Mr Ogden is Priest-in-charge of Mernda and Doreen Anglican Church, known as Plentylife, on Melbourne's rapidly growing northern fringe. He told Synod that Plentylife would mark its fifth birthday in February 2016 and would not have existed, and lives would not have been changed, without the support of the Diocese.

"This legislation supports new church initiatives in a clear and transparent way."

Ms Jan McCallum, of Christ Church Brunswick, questioned the relationship of AACs to existing parishes and said that if a new congregation or ministry were to exist in a geographical area of the Diocese, it should be designated as a parish with a responsibility to minister to all people in that area.

Archdeacon Condie said he understood the anxiety about new congregations being established within existing parish boundaries but noted that “innovation rarely comes from the centre”.

Debate ensued about the location of a congregation's worship centre, office and clergy residence -- and about what names such congregations could be called. One of the best-known AACs is City on a Hill, which has congregations in central Melbourne, Geelong and Maribyrnong, two of which meet in cinemas.

The Revd Tim Anderson, Vicar of St John's Healesville, said the Church "needed to be a bit edgy" and he didn't really care whether a congregation was called Metropolis on a Mountain or Village in a Valley.
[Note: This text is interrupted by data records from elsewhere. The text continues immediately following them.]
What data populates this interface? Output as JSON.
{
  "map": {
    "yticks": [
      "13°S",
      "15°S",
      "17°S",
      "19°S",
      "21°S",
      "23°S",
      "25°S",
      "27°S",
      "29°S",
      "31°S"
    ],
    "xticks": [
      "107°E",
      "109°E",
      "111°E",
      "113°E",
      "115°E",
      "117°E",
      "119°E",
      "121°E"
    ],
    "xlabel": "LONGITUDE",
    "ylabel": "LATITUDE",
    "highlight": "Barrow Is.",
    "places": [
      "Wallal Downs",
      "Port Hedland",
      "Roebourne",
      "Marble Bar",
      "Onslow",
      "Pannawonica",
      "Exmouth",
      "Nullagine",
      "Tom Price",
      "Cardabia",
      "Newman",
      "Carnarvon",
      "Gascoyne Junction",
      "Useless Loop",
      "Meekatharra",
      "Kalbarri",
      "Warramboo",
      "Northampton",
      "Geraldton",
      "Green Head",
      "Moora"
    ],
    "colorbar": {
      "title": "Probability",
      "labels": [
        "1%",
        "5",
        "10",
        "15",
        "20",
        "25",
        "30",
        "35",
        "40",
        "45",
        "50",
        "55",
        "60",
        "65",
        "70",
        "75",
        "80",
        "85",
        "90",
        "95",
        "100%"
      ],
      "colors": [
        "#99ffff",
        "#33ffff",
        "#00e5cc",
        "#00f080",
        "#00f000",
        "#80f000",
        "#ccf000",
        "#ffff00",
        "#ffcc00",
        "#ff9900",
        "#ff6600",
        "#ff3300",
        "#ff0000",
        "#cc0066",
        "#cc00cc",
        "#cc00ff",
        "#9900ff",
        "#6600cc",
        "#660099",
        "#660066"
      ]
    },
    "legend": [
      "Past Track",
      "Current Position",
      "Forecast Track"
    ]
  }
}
He noted that some parishes already had changed their names for "good and Godly reasons', citing GWAC (Glen Waverley Anglican Church), RAFT (Rowville and Ferntree Gully Anglican Church) and CHAWPAC (Croydon Hills and Wonga Park Anglican Church).

But the Revd Dr David Powys, Vicar of St John's Cranbourne with Christ Church Tooradin, said AACs were in some cases a means of transition for people and that they should be very careful "not to, in any way, discredit or despise the things that are really good about Anglicanism at its parish best".
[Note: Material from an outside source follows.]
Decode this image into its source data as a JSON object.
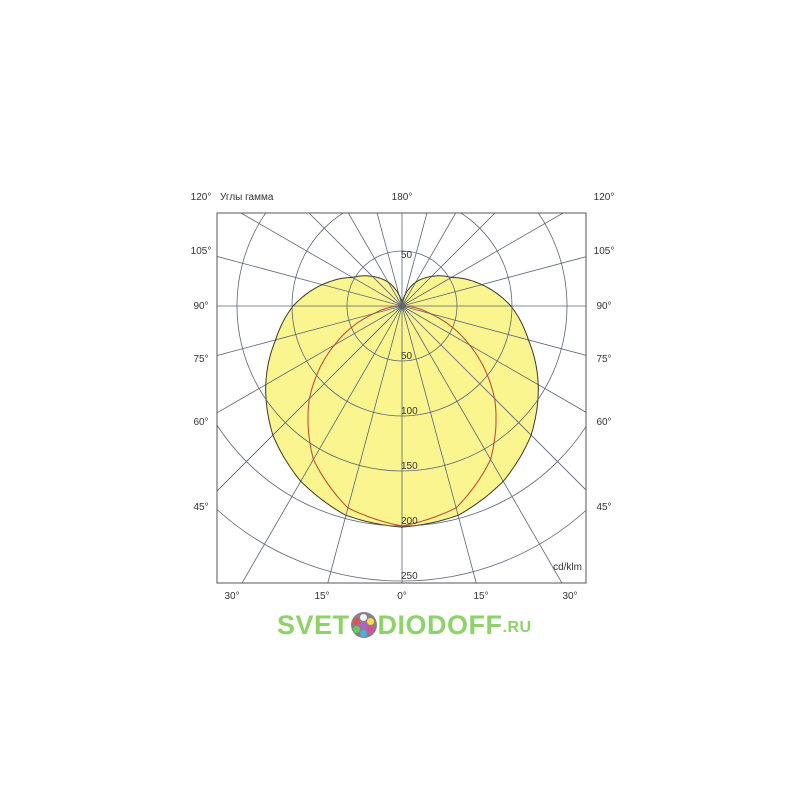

Synod approved the legislation on the voices in both the houses of clergy and laity and applauded when Archbishop Philip Freier, as President of Synod, declared it passed.

The Synod also passed amendments to the landmark Parish Governance Act it adopted in 2013. Introducing the amendments, the Revd Dr Brad Billings, Director of Theological Education, said they followed feedback and suggestions from many people across the Diocese after two years' operation of the Act.

"I think it is fair to say that the amendments being introduced are not major, and that the Act as a whole has not required major revision," Dr Billings said.

Synod also:

* Formally adopted two motions on family violence, including a call to all parishes to consider ways they could reduce the level of violence in their own communities through education and participation in "active bystander" workshops, by speaking out against violence against women and children, and by establishing partnerships with Anglican agencies to provide resources for victims;

* Expressed concern about proposals to cut penalty rates for Sunday work to the level of Saturday work "ignoring the still widely held preference of the community for Sunday as a shared day of social rest, a shared day of worship for many, and the importance of extra compensation for those deprived of this, often amongst poorer members of the community";

* Urged parishes to use the submission of the Social Responsibilities Committee of the Diocese to the Victorian Parliamentary Inquiry into End-of-Life Choices in discussions on the issues of treatment withdrawal, Advance Care Planning, palliative care and euthanasia/physician-assisted suicide;

* Expressed its great concern and disappointment about the lack of systemic commitment in the Diocese to advance a 2010 resolution to ensure full participation in the life of the Church by people with disabilities, their families and carers;

* Recognised "the current stresses and opportunities in rural and regional Victoria", called on parishes and organisations in the Diocese to establish relationships with parishes there, and commended the work of the Bush Church Aid Society; and

* Paid tribute to prominent church historian and advocate for women's ministry, Dr Muriel Porter OAM, who has resigned from Synod after 31 years.